Brian Yuzna – 2003 -

Quoi de plus traumatisant pour un enfant de dix ans que de voir sa sœur se faire assassiner, violemment, par un zombi dans la maison familiale censée être un havre de paix.

La police intervenant finit par arrêter un certain Herbert West à proximité d'un cimetière (quelle surprise!) voisin.

Les années vont passer, le jeune garçon, nomme Howard Phllips comme il se doit, est devenu un médecin et il est engagé à la prison du coin, celle-là même qui retient le dénommé West.

Le hasard est grand !

Yuzna eut beaucoup de mal à trouver le financement de cette seconde suite au film original, la précédente n'ayant rencontré qu'un succès d'estime. Pour parvenir à ses fins il dû s'expatrier en Espagne où la Fantastic Factory cherchant à embellir son catalogue lui donne les moyens de ses ambitions, heureusement celles-ci ne sont pas immenses.

Si Brian ne réalisa pas le premier opus de la trilogie il se rattrape avec celui-ci qui en est le clone, à croire qu'il découvrit le sérum de West pour ressusciter le film de Stuart Gordon. Nous retrouvons le chercheur prêt à tout, le jeune, sous le charme de son aîné, un animal sur lequel sera expérimenté le produit, cette fois un rat a remplacé le chat, dans une prison c'est plus crédible.

Cette fois ce n'est plus une université qui est le cadre du retour des zombis avec leur cortège de délires gore dont Yuzna a le secret et où il est bien meilleur que dans les autres.

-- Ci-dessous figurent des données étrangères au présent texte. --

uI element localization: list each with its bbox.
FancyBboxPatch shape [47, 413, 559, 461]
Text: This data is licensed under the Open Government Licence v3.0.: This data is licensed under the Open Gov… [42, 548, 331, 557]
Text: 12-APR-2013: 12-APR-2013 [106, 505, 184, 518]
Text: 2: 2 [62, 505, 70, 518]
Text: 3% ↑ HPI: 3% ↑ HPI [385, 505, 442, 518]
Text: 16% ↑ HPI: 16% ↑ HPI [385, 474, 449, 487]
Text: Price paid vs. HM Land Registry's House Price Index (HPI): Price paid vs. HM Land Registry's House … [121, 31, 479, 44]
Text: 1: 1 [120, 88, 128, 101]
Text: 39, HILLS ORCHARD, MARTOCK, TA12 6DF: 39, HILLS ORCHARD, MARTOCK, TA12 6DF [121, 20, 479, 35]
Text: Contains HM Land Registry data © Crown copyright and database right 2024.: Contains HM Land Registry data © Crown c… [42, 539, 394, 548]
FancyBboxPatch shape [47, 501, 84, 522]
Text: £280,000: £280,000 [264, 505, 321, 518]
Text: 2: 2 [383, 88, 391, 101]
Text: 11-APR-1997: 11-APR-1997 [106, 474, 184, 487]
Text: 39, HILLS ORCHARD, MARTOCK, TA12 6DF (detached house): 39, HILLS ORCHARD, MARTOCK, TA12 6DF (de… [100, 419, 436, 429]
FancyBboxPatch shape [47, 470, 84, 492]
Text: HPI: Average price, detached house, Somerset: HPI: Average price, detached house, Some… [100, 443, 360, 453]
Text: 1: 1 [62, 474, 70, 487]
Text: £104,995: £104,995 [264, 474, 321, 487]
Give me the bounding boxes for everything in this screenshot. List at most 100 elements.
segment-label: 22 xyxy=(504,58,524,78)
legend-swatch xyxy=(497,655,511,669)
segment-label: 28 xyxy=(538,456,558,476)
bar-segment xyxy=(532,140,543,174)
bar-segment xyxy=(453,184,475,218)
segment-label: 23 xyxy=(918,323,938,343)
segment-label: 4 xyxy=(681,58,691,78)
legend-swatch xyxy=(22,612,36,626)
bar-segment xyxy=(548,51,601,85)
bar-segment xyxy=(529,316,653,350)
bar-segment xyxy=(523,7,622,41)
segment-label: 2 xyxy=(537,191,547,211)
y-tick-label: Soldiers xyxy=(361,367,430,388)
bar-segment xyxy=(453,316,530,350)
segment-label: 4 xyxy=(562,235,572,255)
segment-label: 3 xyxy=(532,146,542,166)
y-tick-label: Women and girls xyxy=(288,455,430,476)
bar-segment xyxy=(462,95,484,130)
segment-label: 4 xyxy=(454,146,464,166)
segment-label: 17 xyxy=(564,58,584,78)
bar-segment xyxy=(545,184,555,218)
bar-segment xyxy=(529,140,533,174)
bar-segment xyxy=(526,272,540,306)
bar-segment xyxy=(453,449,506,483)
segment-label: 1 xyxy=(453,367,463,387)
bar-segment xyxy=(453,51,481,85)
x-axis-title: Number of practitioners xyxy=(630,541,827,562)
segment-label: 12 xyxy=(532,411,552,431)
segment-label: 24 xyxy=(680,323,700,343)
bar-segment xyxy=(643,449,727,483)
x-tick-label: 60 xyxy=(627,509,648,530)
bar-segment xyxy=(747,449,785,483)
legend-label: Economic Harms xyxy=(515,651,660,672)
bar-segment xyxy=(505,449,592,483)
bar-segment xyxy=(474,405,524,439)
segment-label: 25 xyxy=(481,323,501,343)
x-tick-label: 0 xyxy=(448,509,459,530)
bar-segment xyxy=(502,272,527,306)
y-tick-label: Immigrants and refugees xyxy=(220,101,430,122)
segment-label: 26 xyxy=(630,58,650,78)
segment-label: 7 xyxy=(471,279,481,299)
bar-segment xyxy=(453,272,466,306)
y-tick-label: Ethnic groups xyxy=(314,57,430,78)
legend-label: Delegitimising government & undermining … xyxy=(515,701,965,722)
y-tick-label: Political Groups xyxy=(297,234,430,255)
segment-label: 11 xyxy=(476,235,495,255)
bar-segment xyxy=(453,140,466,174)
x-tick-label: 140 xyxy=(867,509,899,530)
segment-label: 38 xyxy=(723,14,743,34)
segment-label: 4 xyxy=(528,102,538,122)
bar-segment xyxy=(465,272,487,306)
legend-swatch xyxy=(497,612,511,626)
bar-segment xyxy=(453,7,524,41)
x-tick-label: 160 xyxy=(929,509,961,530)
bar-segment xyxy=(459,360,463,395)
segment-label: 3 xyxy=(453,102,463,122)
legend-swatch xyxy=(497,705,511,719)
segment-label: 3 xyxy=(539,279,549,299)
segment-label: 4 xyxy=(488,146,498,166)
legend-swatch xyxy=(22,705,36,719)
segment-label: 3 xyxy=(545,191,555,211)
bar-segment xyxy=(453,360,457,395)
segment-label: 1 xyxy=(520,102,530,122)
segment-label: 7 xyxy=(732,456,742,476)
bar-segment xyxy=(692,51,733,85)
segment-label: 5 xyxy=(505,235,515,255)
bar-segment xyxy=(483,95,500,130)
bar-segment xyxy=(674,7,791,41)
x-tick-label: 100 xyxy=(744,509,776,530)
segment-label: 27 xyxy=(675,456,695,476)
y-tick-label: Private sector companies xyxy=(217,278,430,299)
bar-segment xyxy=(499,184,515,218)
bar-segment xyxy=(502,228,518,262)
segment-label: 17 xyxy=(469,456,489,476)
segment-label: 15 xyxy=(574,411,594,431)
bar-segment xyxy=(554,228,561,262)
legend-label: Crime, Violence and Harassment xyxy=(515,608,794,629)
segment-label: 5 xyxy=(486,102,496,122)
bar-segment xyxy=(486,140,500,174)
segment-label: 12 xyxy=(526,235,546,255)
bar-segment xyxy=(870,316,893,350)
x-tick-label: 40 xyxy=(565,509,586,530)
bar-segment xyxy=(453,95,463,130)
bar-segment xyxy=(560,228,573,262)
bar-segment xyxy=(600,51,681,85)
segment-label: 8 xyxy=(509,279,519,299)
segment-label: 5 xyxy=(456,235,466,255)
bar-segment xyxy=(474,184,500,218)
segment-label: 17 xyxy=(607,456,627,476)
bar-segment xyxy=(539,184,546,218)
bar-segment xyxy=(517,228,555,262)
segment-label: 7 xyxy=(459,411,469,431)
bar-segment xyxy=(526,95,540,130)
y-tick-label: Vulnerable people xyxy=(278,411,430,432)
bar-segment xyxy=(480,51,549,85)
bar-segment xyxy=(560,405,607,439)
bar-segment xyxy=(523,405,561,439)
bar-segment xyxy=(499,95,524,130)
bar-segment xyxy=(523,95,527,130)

Gore et fun ne sont pas antinomiques, les zombies s'en donnent à cœur joie pour notre plus grand plaisir, c'est le but, se laisser prendre par l'action, trembler, rager, espérer puis être soulagé que Herbert West ne soit pas notre voisin.

À moins qu'il n'ait changé de nom, je serais vous j'irais vérifier.

Ultime voler de la trilogie inspirée de HPL, pour l'instant. J'espère que nul ne trouvera la formule pour lui redonner vie. Il convient d'en rester là.

 

 

 

 

 

 

Un mot encore pour souligner la performance de Jeffrey Combs qui a trouvé là le rôle de sa vie et le moyen de passer à la postérité. Faute d'immortalité c'est déjà pas mal. David Gale qui interprétait le docteur Hill, même en deux parties, étant décédé peu après le tournage du deuxième opus il manque dans celui-ci. Preuve que West a su garder son secret pour lui, ce dont nous lui serons gré.

 

Quoi que...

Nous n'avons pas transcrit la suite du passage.